Modified metal oxide nanoparticles modified with a functional group represented by the following formula (1):
_{^{C m F 2m + 1 -X 1}} -R 1 -Y 1 -Si (CH 3) n (-O-) 3-n (1)
{In the formula, m is an integer from 1 to 12, ^{X 1} is a single _{bond, -S -, - SO -,} - SO 2 -, - CH 2 CH 2 S -, - CH 2 CH 2 SO- or - CH ₂ CH ₂ SO ₂ —, R ¹ is an alkylene group having 1 to 10 carbon atoms, a phenylene group or a phenyleneoxymethylene phenylene group; Y ¹ is a single bond, —OCONH (CH ₂ ) ₃ —, NHCONH ( _{CH 2) 3 -, - OCO} (CH 2) 2 S (CH 2) 3 -, - OCO (CH 2) 2 SO (CH 2) 3 -, - OCO (CH 2) 2 SO 2 (CH 2) 3 _{-, - OCOCH (CH 3)} CH 2 S (CH 2) 3 -, - OCOCH (CH 3) CH 2 SO (CH 2) 3 -, - OCOCH (CH 3) CH 2 SO 2 (CH 2) 3 - _{- (CH 2) 2 S (} CH 2) 3 - , — (CH ₂ ) ₂ SO (CH ₂ ) ₃ — or — (CH ₂ ) ₂ SO ₂ (CH ₂ ) ₃ —, and n represents 0 or 1. } The modified metal oxide nanoparticles according to claim 1, further modified with a functional group represented by the following formula (2).
_{^{X 2 - (R 2) m}} -Si (CH 3) n (-O-) 3-n (2)

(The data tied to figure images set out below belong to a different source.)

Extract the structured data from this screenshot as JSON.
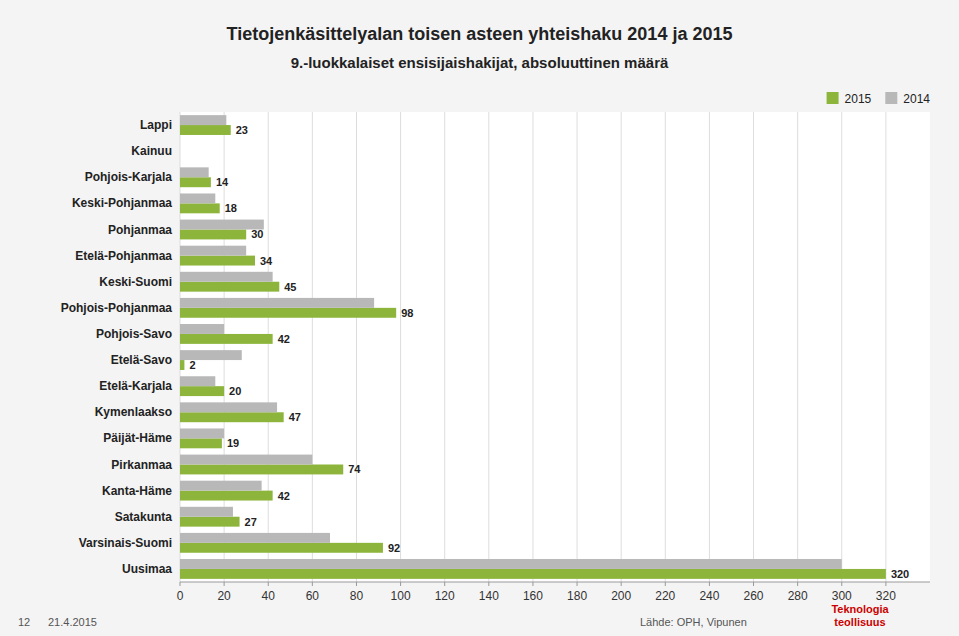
{
  "chart_data": {
    "type": "bar",
    "orientation": "horizontal",
    "title": "Tietojenkäsittelyalan toisen asteen yhteishaku 2014 ja 2015",
    "subtitle": "9.-luokkalaiset ensisijaishakijat, absoluuttinen määrä",
    "categories": [
      "Lappi",
      "Kainuu",
      "Pohjois-Karjala",
      "Keski-Pohjanmaa",
      "Pohjanmaa",
      "Etelä-Pohjanmaa",
      "Keski-Suomi",
      "Pohjois-Pohjanmaa",
      "Pohjois-Savo",
      "Etelä-Savo",
      "Etelä-Karjala",
      "Kymenlaakso",
      "Päijät-Häme",
      "Pirkanmaa",
      "Kanta-Häme",
      "Satakunta",
      "Varsinais-Suomi",
      "Uusimaa"
    ],
    "series": [
      {
        "name": "2015",
        "color": "#8db53b",
        "data_labels": true,
        "values": [
          23,
          0,
          14,
          18,
          30,
          34,
          45,
          98,
          42,
          2,
          20,
          47,
          19,
          74,
          42,
          27,
          92,
          320
        ],
        "value_labels": [
          "23",
          null,
          "14",
          "18",
          "30",
          "34",
          "45",
          "98",
          "42",
          "2",
          "20",
          "47",
          "19",
          "74",
          "42",
          "27",
          "92",
          "320"
        ]
      },
      {
        "name": "2014",
        "color": "#b8b8b8",
        "values": [
          21,
          0,
          13,
          16,
          38,
          30,
          42,
          88,
          20,
          28,
          16,
          44,
          20,
          60,
          37,
          24,
          68,
          300
        ]
      }
    ],
    "xlim": [
      0,
      340
    ],
    "xticks": [
      0,
      20,
      40,
      60,
      80,
      100,
      120,
      140,
      160,
      180,
      200,
      220,
      240,
      260,
      280,
      300,
      320
    ],
    "grid": true,
    "legend": "upper right",
    "annotations": [
      "12",
      "21.4.2015",
      "Lähde: OPH, Vipunen",
      "Teknologia\nteollisuus"
    ]
  }
}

{Wherein X ² is a linear or branched alkyl group having 1 to 20 carbon atoms, vinyl group, thiol group, amino group, chlorine atom, acrylic group, methacryl group, styryl group, phenyl group, glycidoxy group, 3, A functional group selected from the group consisting of a 4-epoxycyclohexyl group and a blocked isocyanate group, R ² is an alkylene group having 1 to 5 carbon atoms, m is 0 or 1, and n is 0 or 1. . } The modified metal oxide nanoparticles according to claim 1 or 2, further modified with a functional group represented by the following formula (3).
_{^{MOS (= O) 2 -R 3}} -Si (CH 3) n (-O-) 3-n (3)

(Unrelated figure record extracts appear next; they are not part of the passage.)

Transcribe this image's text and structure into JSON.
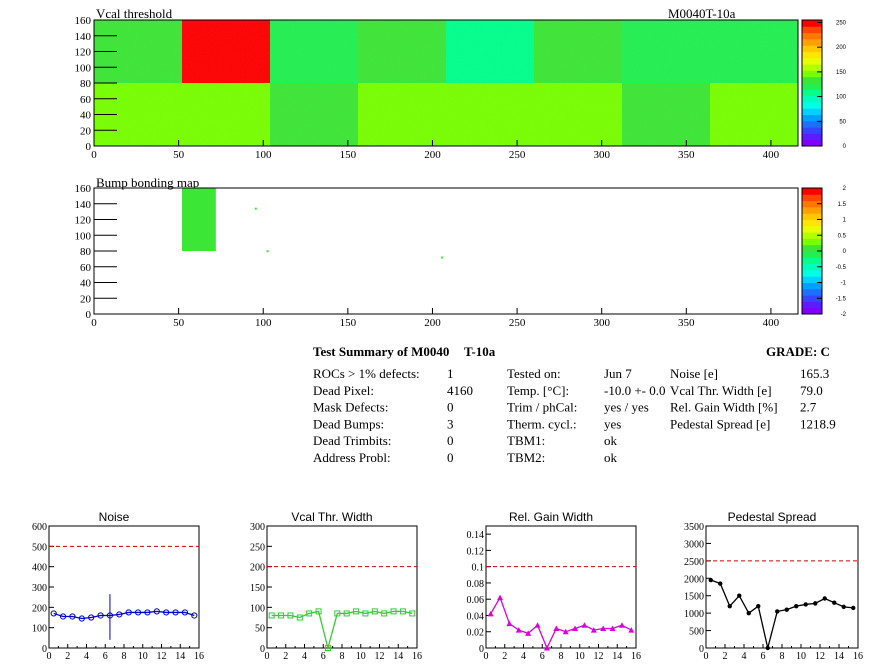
{
  "maps": [
    {
      "title": "Vcal threshold",
      "module_label": "M0040T-10a",
      "x_ticks": [
        0,
        50,
        100,
        150,
        200,
        250,
        300,
        350,
        400
      ],
      "y_ticks": [
        0,
        20,
        40,
        60,
        80,
        100,
        120,
        140,
        160
      ],
      "palette_ticks": [
        "0",
        "50",
        "100",
        "150",
        "200",
        "250"
      ]
    },
    {
      "title": "Bump bonding map",
      "x_ticks": [
        0,
        50,
        100,
        150,
        200,
        250,
        300,
        350,
        400
      ],
      "y_ticks": [
        0,
        20,
        40,
        60,
        80,
        100,
        120,
        140,
        160
      ],
      "palette_ticks": [
        "-2",
        "-1.5",
        "-1",
        "-0.5",
        "0",
        "0.5",
        "1",
        "1.5",
        "2"
      ]
    }
  ],
  "summary": {
    "title": "Test Summary of M0040",
    "title_suffix": "T-10a",
    "grade": "GRADE:  C",
    "col1": [
      {
        "label": "ROCs > 1% defects:",
        "value": "1"
      },
      {
        "label": "Dead Pixel:",
        "value": "4160"
      },
      {
        "label": "Mask Defects:",
        "value": "0"
      },
      {
        "label": "Dead Bumps:",
        "value": "3"
      },
      {
        "label": "Dead Trimbits:",
        "value": "0"
      },
      {
        "label": "Address Probl:",
        "value": "0"
      }
    ],
    "col2": [
      {
        "label": "Tested on:",
        "value": "Jun 7"
      },
      {
        "label": "Temp. [°C]:",
        "value": "-10.0 +- 0.0"
      },
      {
        "label": "Trim / phCal:",
        "value": "yes / yes"
      },
      {
        "label": "Therm. cycl.:",
        "value": "yes"
      },
      {
        "label": "TBM1:",
        "value": "ok"
      },
      {
        "label": "TBM2:",
        "value": "ok"
      }
    ],
    "col3": [
      {
        "label": "Noise [e]",
        "value": "165.3"
      },
      {
        "label": "Vcal Thr. Width [e]",
        "value": "79.0"
      },
      {
        "label": "Rel. Gain Width [%]",
        "value": "2.7"
      },
      {
        "label": "Pedestal Spread [e]",
        "value": "1218.9"
      }
    ]
  },
  "chart_data": [
    {
      "type": "heatmap",
      "title": "Vcal threshold",
      "xlim": [
        0,
        416
      ],
      "ylim": [
        0,
        160
      ],
      "zlim": [
        0,
        255
      ],
      "roc_blocks": [
        {
          "x": [
            0,
            52
          ],
          "y": [
            0,
            80
          ],
          "value": 150
        },
        {
          "x": [
            52,
            104
          ],
          "y": [
            0,
            80
          ],
          "value": 148
        },
        {
          "x": [
            104,
            156
          ],
          "y": [
            0,
            80
          ],
          "value": 140
        },
        {
          "x": [
            156,
            208
          ],
          "y": [
            0,
            80
          ],
          "value": 145
        },
        {
          "x": [
            208,
            260
          ],
          "y": [
            0,
            80
          ],
          "value": 142
        },
        {
          "x": [
            260,
            312
          ],
          "y": [
            0,
            80
          ],
          "value": 148
        },
        {
          "x": [
            312,
            364
          ],
          "y": [
            0,
            80
          ],
          "value": 140
        },
        {
          "x": [
            364,
            416
          ],
          "y": [
            0,
            80
          ],
          "value": 144
        },
        {
          "x": [
            0,
            52
          ],
          "y": [
            80,
            160
          ],
          "value": 128
        },
        {
          "x": [
            52,
            104
          ],
          "y": [
            80,
            160
          ],
          "value": 245
        },
        {
          "x": [
            104,
            156
          ],
          "y": [
            80,
            160
          ],
          "value": 125
        },
        {
          "x": [
            156,
            208
          ],
          "y": [
            80,
            160
          ],
          "value": 130
        },
        {
          "x": [
            208,
            260
          ],
          "y": [
            80,
            160
          ],
          "value": 110
        },
        {
          "x": [
            260,
            312
          ],
          "y": [
            80,
            160
          ],
          "value": 130
        },
        {
          "x": [
            312,
            364
          ],
          "y": [
            80,
            160
          ],
          "value": 115
        },
        {
          "x": [
            364,
            416
          ],
          "y": [
            80,
            160
          ],
          "value": 125
        }
      ],
      "palette": "rainbow",
      "palette_ticks": [
        0,
        50,
        100,
        150,
        200,
        250
      ]
    },
    {
      "type": "heatmap",
      "title": "Bump bonding map",
      "xlim": [
        0,
        416
      ],
      "ylim": [
        0,
        160
      ],
      "zlim": [
        -2,
        2
      ],
      "filled_region": {
        "x": [
          52,
          72
        ],
        "y": [
          80,
          160
        ],
        "value": 0
      },
      "isolated_pixels": [
        [
          95,
          135
        ],
        [
          102,
          81
        ],
        [
          205,
          73
        ]
      ],
      "palette": "rainbow",
      "palette_ticks": [
        -2,
        -1.5,
        -1,
        -0.5,
        0,
        0.5,
        1,
        1.5,
        2
      ]
    },
    {
      "type": "line",
      "title": "Noise",
      "x": [
        0,
        1,
        2,
        3,
        4,
        5,
        6,
        7,
        8,
        9,
        10,
        11,
        12,
        13,
        14,
        15
      ],
      "series": [
        {
          "values": [
            170,
            155,
            155,
            145,
            150,
            160,
            160,
            165,
            175,
            175,
            175,
            180,
            175,
            175,
            175,
            160
          ]
        }
      ],
      "error_bar": {
        "index": 6,
        "low": 40,
        "high": 265
      },
      "reference_line": 500,
      "xlim": [
        0,
        16
      ],
      "ylim": [
        0,
        600
      ],
      "y_ticks": [
        0,
        100,
        200,
        300,
        400,
        500,
        600
      ],
      "x_ticks": [
        0,
        2,
        4,
        6,
        8,
        10,
        12,
        14,
        16
      ],
      "color": "#0000cc",
      "marker": "circle"
    },
    {
      "type": "line",
      "title": "Vcal Thr. Width",
      "x": [
        0,
        1,
        2,
        3,
        4,
        5,
        6,
        7,
        8,
        9,
        10,
        11,
        12,
        13,
        14,
        15
      ],
      "series": [
        {
          "values": [
            80,
            80,
            80,
            75,
            85,
            90,
            0,
            85,
            85,
            90,
            85,
            90,
            85,
            90,
            90,
            85
          ]
        }
      ],
      "reference_line": 200,
      "xlim": [
        0,
        16
      ],
      "ylim": [
        0,
        300
      ],
      "y_ticks": [
        0,
        50,
        100,
        150,
        200,
        250,
        300
      ],
      "x_ticks": [
        0,
        2,
        4,
        6,
        8,
        10,
        12,
        14,
        16
      ],
      "color": "#33cc33",
      "marker": "square"
    },
    {
      "type": "line",
      "title": "Rel. Gain Width",
      "x": [
        0,
        1,
        2,
        3,
        4,
        5,
        6,
        7,
        8,
        9,
        10,
        11,
        12,
        13,
        14,
        15
      ],
      "series": [
        {
          "values": [
            0.042,
            0.062,
            0.03,
            0.022,
            0.018,
            0.028,
            0.0,
            0.024,
            0.02,
            0.024,
            0.028,
            0.022,
            0.024,
            0.024,
            0.028,
            0.022
          ]
        }
      ],
      "reference_line": 0.1,
      "xlim": [
        0,
        16
      ],
      "ylim": [
        0,
        0.15
      ],
      "y_ticks": [
        "0",
        "0.02",
        "0.04",
        "0.06",
        "0.08",
        "0.1",
        "0.12",
        "0.14"
      ],
      "x_ticks": [
        0,
        2,
        4,
        6,
        8,
        10,
        12,
        14,
        16
      ],
      "color": "#dd00dd",
      "marker": "triangle"
    },
    {
      "type": "line",
      "title": "Pedestal Spread",
      "x": [
        0,
        1,
        2,
        3,
        4,
        5,
        6,
        7,
        8,
        9,
        10,
        11,
        12,
        13,
        14,
        15
      ],
      "series": [
        {
          "values": [
            1950,
            1850,
            1200,
            1500,
            1000,
            1200,
            0,
            1050,
            1100,
            1200,
            1250,
            1280,
            1420,
            1300,
            1180,
            1150
          ]
        }
      ],
      "reference_line": 2500,
      "xlim": [
        0,
        16
      ],
      "ylim": [
        0,
        3500
      ],
      "y_ticks": [
        0,
        500,
        1000,
        1500,
        2000,
        2500,
        3000,
        3500
      ],
      "x_ticks": [
        0,
        2,
        4,
        6,
        8,
        10,
        12,
        14,
        16
      ],
      "color": "#000000",
      "marker": "star"
    }
  ]
}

{In the formula, M represents a hydrogen ion, an alkyl group having 1 to 4 carbon atoms, a metal ion or an ammonium (NR ⁴ ₄ ) group, and R ³ represents an alkylene group having 1 to 10 carbon atoms (in this alkylene chain, a urethane bond or may contain urea _{linkages), - C 6 H 4 (} CH 2) 2 S (CH 2) 3 -, - C 6 H 4 (CH 2) 2 SO (CH 2) 3 - or -C ₆ H ₄ (CH ₂ ) ₂ SO ₂ (CH ₂ ) ₃ —, R ⁴ is an alkyl group having 1 to 5 carbon atoms or a hydrogen atom, which may be the same or different, and n represents 0 or 1. }   The modified metal oxide nanoparticle according to any one of claims 1 to 3, wherein the metal oxide nanoparticle is an organosilica sol. A water / oil repellent containing the modified metal oxide nanoparticles according to claim 1. The water / oil repellent according to claim 5, wherein the form is a solution or a solid.   A structure containing or coated with the water / oil repellent according to claim 5 or 6.   The structure according to claim 7, wherein the structure is fiber, resin, leather, fur, glass, ceramics, or metal. The flame retardant containing the modified metal oxide nanoparticle in any one of Claims 1-4.   The flame retardant according to claim 9, wherein the form is a solution or a solid. A flame retardant resin composition comprising the flame retardant according to claim 9 or 10 and a resin.   The molded object formed by shape | molding the flame-retardant resin composition of Claim 11.   A structure containing or coated with the flame retardant according to claim 9 or 10. The structure according to claim 13, wherein the structure is fiber, resin, leather, fur, glass, ceramics, or metal.